For Loeb & Peugeot Sport, it was the end to a remarkable one-shot adventure that had taken them from early tests of the 208 T16 Pikes Peak at Mont Ventoux in France to the untrammelled mountains of Colorado: officially America’s highest state. Pikes Peak is a legend: the second-oldest car race in America after the Indy 500. And now Loeb – the new King of the Peak – and the Peugeot car are part of American history.
Q&A Sébastien Loeb
Sébastien Loeb has broken every record there is to break in the World Rally Championship but he’s not quite done with firsts yet. We caught up with the man who has not just blitzed the Pikes Peak International Hill Climb: instead comprehensively pulverized it with a blue and white sledgehammer built by Peugeot Sport…

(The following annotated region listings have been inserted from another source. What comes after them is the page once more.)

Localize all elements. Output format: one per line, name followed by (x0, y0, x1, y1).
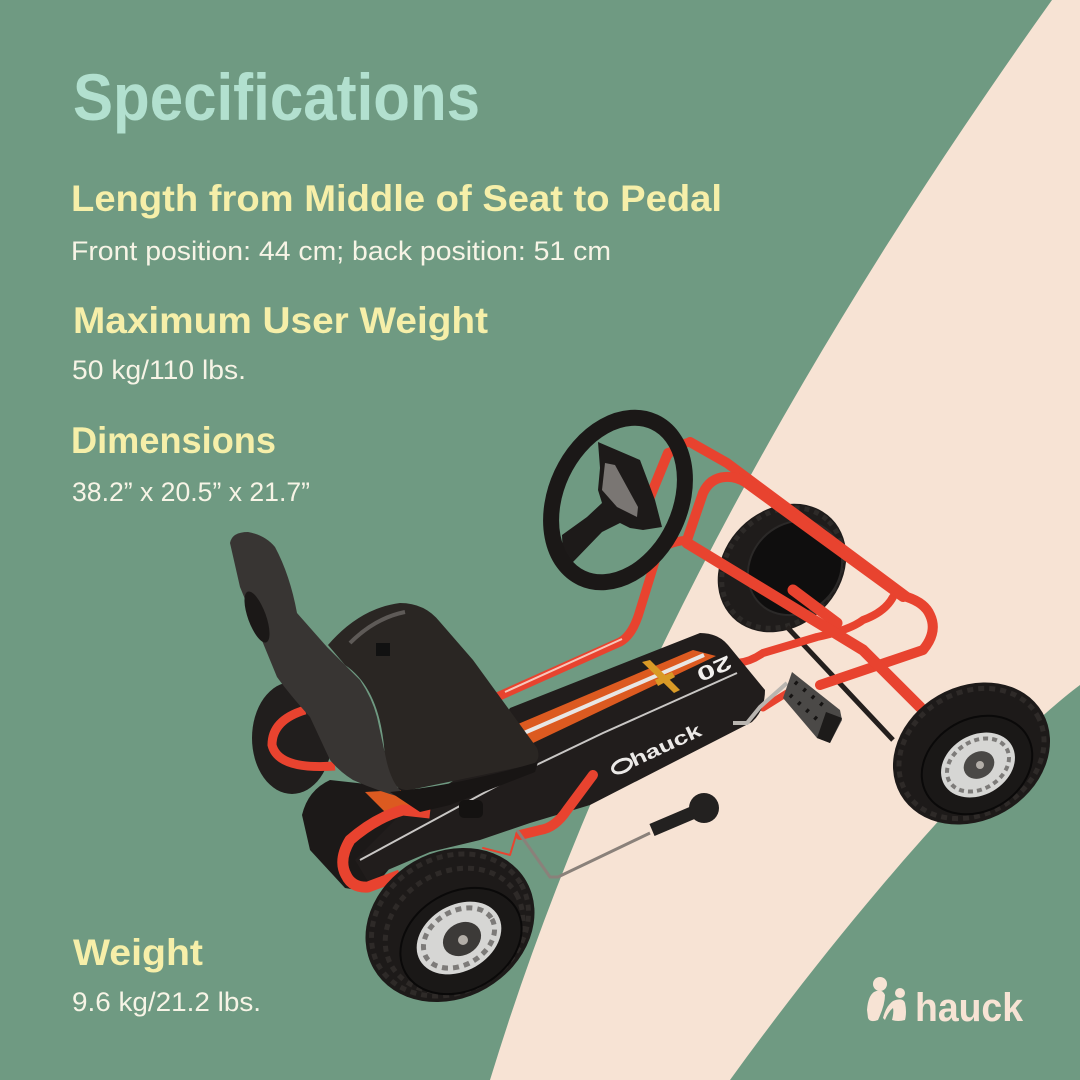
tyre (867, 654, 1076, 853)
value: 38.2” x 20.5” x 21.7” (72, 477, 310, 507)
deck body (355, 633, 765, 885)
deck number: 20 (693, 650, 735, 685)
hand brake lever (517, 793, 719, 877)
front tie rod (787, 627, 893, 740)
heading: Maximum User Weight (73, 300, 488, 341)
seat lower shell (390, 762, 538, 812)
seat back (230, 532, 400, 797)
pedal (733, 672, 842, 743)
seat clip (376, 643, 390, 656)
axle nut (458, 935, 468, 945)
seat highlight (350, 612, 405, 643)
spokes (562, 442, 662, 562)
deck hauck logo (610, 720, 706, 776)
title: Specifications (73, 60, 480, 134)
deck white stripe (524, 655, 704, 733)
value: Front position: 44 cm; back position: 51 cm (71, 236, 611, 266)
red steering frame (483, 442, 933, 855)
tyre tread (345, 826, 555, 1024)
spec: seat to pedal length (71, 178, 722, 266)
far rear wheel (252, 682, 332, 794)
logo text: hauck (627, 720, 706, 772)
hub slots (937, 728, 1019, 802)
logo icon (867, 977, 906, 1021)
background: cream curved band (490, 0, 1080, 1080)
pedal plate (783, 672, 842, 743)
hub centre (437, 915, 487, 963)
rear orange stripe (365, 790, 415, 812)
far front wheel (691, 477, 873, 659)
highlight on steering column (505, 639, 622, 692)
value: 50 kg/110 lbs. (72, 355, 246, 385)
red rear bumper (343, 810, 430, 887)
front right wheel (867, 654, 1076, 853)
chassis adjuster knob (459, 800, 483, 818)
illustration: red and black go-kart (230, 396, 1076, 1032)
centre pad (602, 463, 638, 517)
seat back recess (239, 589, 275, 645)
pedal end (817, 712, 842, 743)
pedal rod (733, 683, 787, 723)
disc (904, 696, 1050, 834)
disc (381, 867, 541, 1015)
spec: maximum user weight (72, 300, 488, 385)
seat base (328, 603, 538, 790)
deck side trim line (360, 673, 737, 860)
heading: Weight (73, 932, 203, 973)
hub centre (959, 746, 999, 784)
hub (929, 720, 1027, 810)
deck orange stripe (518, 650, 716, 743)
steering wheel (525, 396, 711, 604)
knob (689, 793, 719, 823)
lever rod (517, 830, 650, 877)
deck emblem (642, 660, 680, 693)
rear red loop (272, 710, 335, 767)
rear body box (302, 780, 430, 892)
heading: Dimensions (71, 420, 276, 461)
heading: Length from Middle of Seat to Pedal (71, 178, 722, 219)
red side bar (520, 775, 593, 835)
grip (652, 813, 692, 830)
front left wheel (337, 818, 563, 1032)
pedal studs (790, 682, 826, 722)
tyre inner tread (363, 844, 545, 1016)
rim (525, 396, 711, 604)
logo ring (610, 756, 634, 776)
hub slots (413, 896, 505, 980)
tyre tread (875, 663, 1068, 844)
value: 9.6 kg/21.2 lbs. (72, 987, 261, 1017)
hub (404, 887, 514, 989)
axle nut (976, 761, 984, 769)
spec: weight (72, 932, 261, 1017)
brand logo (867, 977, 1024, 1030)
tyre (337, 818, 563, 1032)
spec: dimensions (71, 420, 310, 507)
logo wordmark: hauck (915, 986, 1024, 1030)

Sébastien, what did it feel like to drive the 208 T16 Pikes Peak?
SL: “It’s definitely a very special feeling and a big moment. You have the downforce of a Le Mans car, with acceleration that is faster than a Formula One car, going through scenery that is a bit like rallying. It just comes out of corners like a cannonball; the traction is astounding. With steep drops either side, and so much work and investment going into this programme, you obviously can’t make any mistakes… It’s 20 kilometres of taking risks. There was a certain amount of pressure that I felt before the start, that’s true.”
How do you find the right balance between being quick enough to win but safe enough not go off?

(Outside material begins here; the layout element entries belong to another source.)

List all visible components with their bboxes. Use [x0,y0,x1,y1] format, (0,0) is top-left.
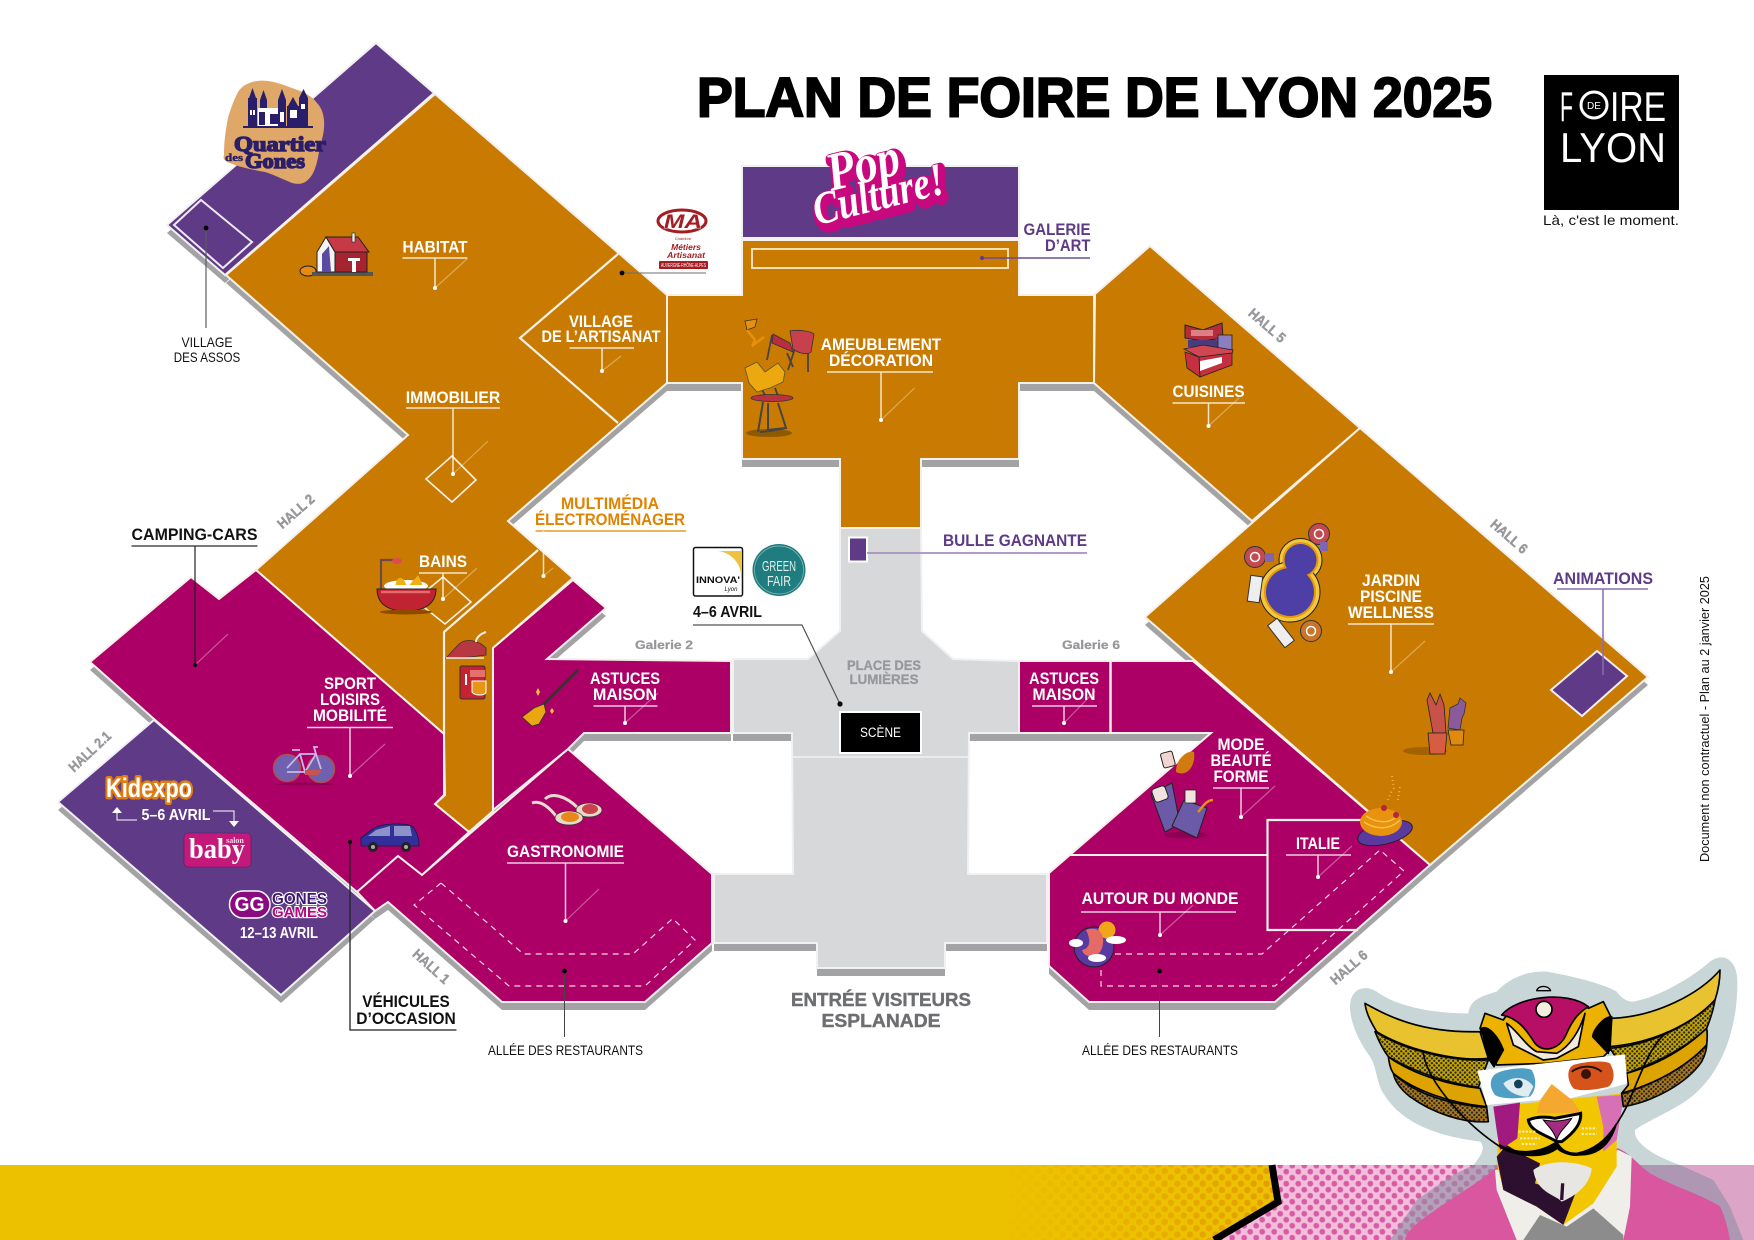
icon: house [300,233,373,276]
logo: quartier des gones: Gones [245,149,305,173]
logo: gones games: GONES [272,891,327,908]
logo: cma [658,210,708,269]
icon: broom [522,670,578,726]
label: jardin piscine wellness: PISCINE [1360,588,1422,606]
logo: salon baby: salon [226,836,244,845]
label: village des assos: VILLAGE [182,334,232,350]
panel: hall 6 magenta [1019,661,1430,1002]
character wing right [1609,970,1720,1107]
logo: green fair [752,544,806,596]
logo: cma: Métiers [671,242,701,252]
label: allee des restaurants west: ALLÉE DES RESTAURANTS [488,1042,643,1058]
label: gastronomie: GASTRONOMIE [507,843,624,861]
logo: innova lyon: INNOVA' [696,575,740,586]
hall names: HALL 6 [1327,947,1371,988]
label: mode beaute forme: MODE [1218,736,1264,754]
panel: halls orange west [226,94,667,832]
hall names: HALL 2 [274,491,318,532]
label: mode beaute forme: FORME [1214,768,1268,786]
icon: car [361,824,419,852]
bottom band: pop art halftone [0,1165,1754,1240]
logo: pop culture: Culture! [807,153,949,235]
label: ameublement decoration: DÉCORATION [829,351,933,370]
character helmet [1480,986,1612,1067]
icon: plants [1403,693,1466,755]
logo: foire de lyon: DE [1587,101,1601,112]
logo: cma: MA [664,212,702,233]
icon: iron [446,632,486,658]
logo: pop culture: Pop [822,130,909,207]
label: place des lumieres [847,657,921,687]
label: cuisines [1172,383,1245,428]
panel: gastronomie [357,749,712,1002]
hall names: HALL 1 [410,946,453,987]
logo: salon baby: baby [189,834,245,865]
logo: cma: Chambre [675,236,692,241]
pointer: cma [620,271,706,275]
label: astuces maison west [590,670,660,725]
icon: globe [1069,922,1126,967]
label: 5-6 avril with arrows [112,807,239,827]
label: galerie 2: Galerie 2 [635,638,693,652]
panel: hall 6 garden [1145,428,1648,865]
logo: innova lyon [694,548,742,596]
logo: foire de lyon [1544,75,1679,210]
label: 12-13 avril: 12–13 AVRIL [240,925,318,942]
label: galerie d'art [980,221,1090,260]
label: allee des restaurants east [1082,969,1238,1058]
label: sport loisirs mobilite [307,675,393,778]
character moustache and nose [1500,1113,1617,1156]
label: bains: BAINS [419,553,467,571]
label: astuces maison east [1029,670,1099,725]
logo: quartier des gones: Quartier [234,132,326,156]
label: galerie d'art: GALERIE [1024,221,1090,239]
label: village des assos [174,226,240,365]
label: galerie d'art: D’ART [1045,237,1090,255]
label: camping-cars: CAMPING-CARS [132,526,258,544]
character light halo [1350,957,1737,1165]
label: gastronomie [507,843,624,923]
label: astuces maison west: MAISON [593,686,657,704]
bulle gagnante marker: BULLE GAGNANTE [943,532,1087,550]
label: italie [1286,835,1352,879]
label: autour du monde [1081,890,1238,937]
label: jardin piscine wellness: JARDIN [1362,572,1420,590]
label: mode beaute forme [1210,736,1275,819]
panel: hall 5 [1094,246,1360,521]
hall names: HALL 5 [1245,305,1289,346]
logo: gones games: GAMES [272,904,327,921]
label: entree visiteurs esplanade: ESPLANADE [822,1011,940,1031]
label: 5-6 avril with arrows: 5–6 AVRIL [142,807,210,824]
label: village des assos: DES ASSOS [174,349,240,365]
label: sport loisirs mobilite: LOISIRS [320,691,380,709]
logo: kidexpo: Kidexpo [106,773,192,803]
label: immobilier: IMMOBILIER [406,389,500,407]
label: vehicules d'occasion: VÉHICULES [362,992,450,1011]
character wing left [1365,1003,1488,1122]
label: multimedia electromenager [535,494,686,578]
logo: pop culture [807,126,952,239]
panel: quartier des gones zone [167,43,434,275]
label: multimedia electromenager: ÉLECTROMÉNAGER [535,510,685,529]
label: ameublement decoration [821,336,941,422]
character neck and face [1493,1083,1624,1225]
label: habitat: HABITAT [402,238,468,256]
label: sport loisirs mobilite: SPORT [324,675,376,693]
hall names: HALL 6 [1487,516,1531,557]
floor plan shadows [58,51,1648,1010]
label: astuces maison east: MAISON [1032,686,1096,704]
logo: green fair: GREEN [762,558,796,575]
logo: cma: Artisanat [666,250,706,260]
label: cuisines: CUISINES [1172,383,1244,401]
label: astuces maison east: ASTUCES [1029,670,1099,688]
label: 4-6 avril with pointer to scene: 4–6 AVRIL [693,604,762,621]
label: sport loisirs mobilite: MOBILITÉ [313,706,387,725]
icon: bike [274,747,334,786]
character halo on band [1390,1165,1743,1240]
icon: coffee maker [460,666,486,699]
character: lion with winged helmet and 3d glasses [1350,957,1743,1240]
icon: bags [1151,751,1213,838]
icon: pasta plate [1355,776,1415,850]
label: 4-6 avril with pointer to scene [693,604,843,707]
panel: central orange hall [667,240,1094,528]
panel: scene [840,712,921,753]
logo: gones games [230,891,327,921]
label: immobilier [406,389,500,476]
logo: pop culture: Pop [819,126,906,203]
logo: foire de lyon: LYON [1560,124,1666,171]
logo: quartier des gones [223,81,326,184]
label: italie: ITALIE [1296,835,1340,853]
title: PLAN DE FOIRE DE LYON 2025 [697,66,1492,128]
label: vehicules d'occasion: D’OCCASION [356,1010,456,1028]
icon: kitchen [1184,323,1233,377]
hall names [65,305,1531,988]
label: village de l'artisanat [542,313,660,373]
label: mode beaute forme: BEAUTÉ [1210,751,1272,770]
label: animations: ANIMATIONS [1553,570,1653,588]
icon: pool [1244,524,1330,648]
panel: hall 2 magenta sport [90,570,469,892]
label: place des lumieres: PLACE DES [847,657,921,673]
label: village de l'artisanat: DE L’ARTISANAT [542,328,660,346]
logo: cma: AUVERGNE-RHÔNE-ALPES [661,262,706,269]
panel: astuces maison west [493,580,731,810]
character 3d glasses [1477,1054,1627,1105]
character chin straps [1423,1032,1668,1154]
logo: quartier des gones: des [225,153,243,164]
label: jardin piscine wellness: WELLNESS [1348,604,1434,622]
hall names: HALL 2.1 [65,728,114,775]
label: ameublement decoration: AMEUBLEMENT [821,336,941,354]
label: habitat [402,238,468,290]
label: entree visiteurs esplanade [791,989,971,1031]
logo: green fair: FAIR [767,573,791,590]
label: place des lumieres: LUMIÈRES [850,671,918,687]
logo: pop culture: Culture! [810,157,952,239]
logo: foire de lyon: F [1560,83,1573,130]
bulle gagnante marker [849,532,1087,562]
panel: scene: SCÈNE [860,725,901,740]
label: jardin piscine wellness [1348,572,1434,674]
label: vehicules d'occasion [348,840,456,1030]
label: entree visiteurs esplanade: ENTRÉE VISITEURS [791,989,971,1010]
label: multimedia electromenager: MULTIMÉDIA [561,494,659,513]
logo: gones games: GG [234,894,264,916]
icon: bathtub [377,558,436,614]
label: village de l'artisanat: VILLAGE [569,313,633,331]
label: autour du monde: AUTOUR DU MONDE [1082,890,1238,908]
panel: hall 2.1 purple [58,720,375,995]
note: document non contractuel: Document non contractuel - Plan au 2 janvier 2025 [1697,576,1712,862]
panel: central pop culture purple block [742,166,1019,238]
character beard [1533,1162,1592,1202]
walkway: grey esplanade and galleries [714,528,1047,968]
label: allee des restaurants west [488,969,643,1058]
label: bains [419,553,477,601]
character shirt [1495,1150,1632,1240]
logo: innova lyon: Lyon [725,587,738,593]
slogan: Là, c'est le moment. [1543,212,1679,228]
icon: spoons [532,796,602,825]
label: galerie 6: Galerie 6 [1062,638,1120,652]
label: allee des restaurants east: ALLÉE DES RESTAURANTS [1082,1042,1238,1058]
label: animations [1553,570,1653,675]
character jacket [1405,1148,1730,1240]
label: astuces maison west: ASTUCES [590,670,660,688]
icon: furniture [745,319,814,437]
label: camping-cars [132,526,258,667]
logo: foire de lyon: IRE [1610,83,1666,130]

How does this win rank among all your other achievements?
SL: “Well, I’m not going to say it’s like winning a rally title but it still means a lot. I always looked at Pikes Peak in the past and thought that it would be nice to do it one day, and now here I am. For me, with what I’m doing this season, it’s the race of the year. Of all the cars I’ve driven this year, the 208 T16 Pikes Peak is definitely the most fun. This one is a good record, which I think will be quite hard to beat.”

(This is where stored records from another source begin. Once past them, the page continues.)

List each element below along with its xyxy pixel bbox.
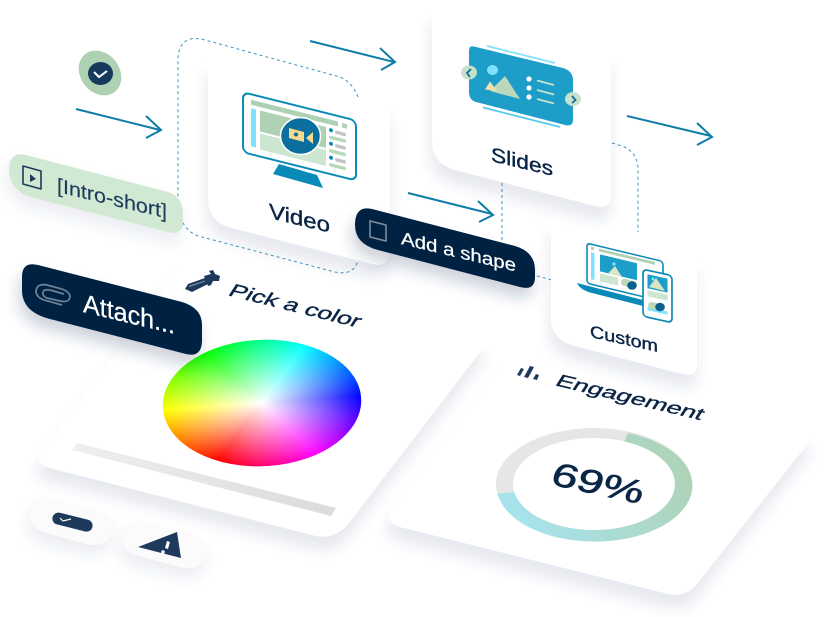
- chart: color wheel: [156, 333, 368, 473]
- label: custom: Custom: [590, 321, 658, 356]
- card: slides: [432, 10, 611, 207]
- arrow 3: [408, 193, 493, 222]
- badge: warning: [123, 521, 206, 568]
- value: 69%: 69%: [547, 456, 650, 511]
- panel: pick a color: [39, 267, 487, 537]
- label: slides: Slides: [491, 144, 553, 181]
- badge: toggle check: [31, 497, 113, 545]
- arrow 1: [76, 109, 161, 138]
- label: attach: Attach...: [83, 288, 175, 340]
- slider bar: [72, 443, 336, 516]
- pill: attach: [22, 264, 202, 355]
- dashed connectors: [178, 38, 638, 280]
- icon: monitor: [243, 92, 356, 188]
- icon: eyedropper: [185, 270, 220, 292]
- icon: bars: [517, 366, 539, 380]
- pill: add a shape: [355, 208, 535, 288]
- panel: engagement: [389, 360, 813, 595]
- label: intro-short: [Intro-short]: [57, 175, 167, 223]
- icon: square: [370, 221, 386, 241]
- icon: paperclip: [36, 285, 70, 305]
- arrow 2: [310, 41, 395, 70]
- icon: check badge: [70, 42, 130, 104]
- heading: engagement: Engagement: [551, 371, 709, 424]
- label: add a shape: Add a shape: [401, 227, 516, 276]
- chart: gauge ring: [496, 428, 692, 542]
- arrow 4: [627, 116, 712, 145]
- icon: slides: [461, 46, 581, 127]
- card: video: [208, 60, 390, 265]
- heading: pick a color: Pick a color: [224, 281, 366, 332]
- card: custom: [551, 222, 697, 375]
- icon: devices: [577, 243, 672, 323]
- icon: play: [23, 166, 41, 189]
- label: video: Video: [269, 199, 330, 238]
- pill: intro-short: [9, 154, 183, 233]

How much of a worry was the weather today?
SL: “It was certainly a big worry as there were lots of delays to our start time; every time something else. We had some information from our weather forecasters that there would be rain after midday and then when we were waiting to start it seemed to be getting closer and closer to midday. I thought that if we didn’t get on with it soon, we’d be in trouble… From the start line I could actually begin to see the weather start to close in around the mountain.”
How long did it take you to get used to the 208 T16 Pikes Peak?
SL: “Before starting on this programme I did ask myself whether or not this car would be too extreme for me to find the same sort of feeling and confidence as I have in my rally car. After all it’s 875 horsepower and the most radical car I have ever driven. In the end though I had a very comfortable feeling with the car and I was able to push with full confidence.”
So will you be back next year?
SL: “To be honest that’s not something we’ve spoken about. I’ve really enjoyed this but we’ll see what happens and who tries to break the record. The feeling is amazing, but the risks are also high.”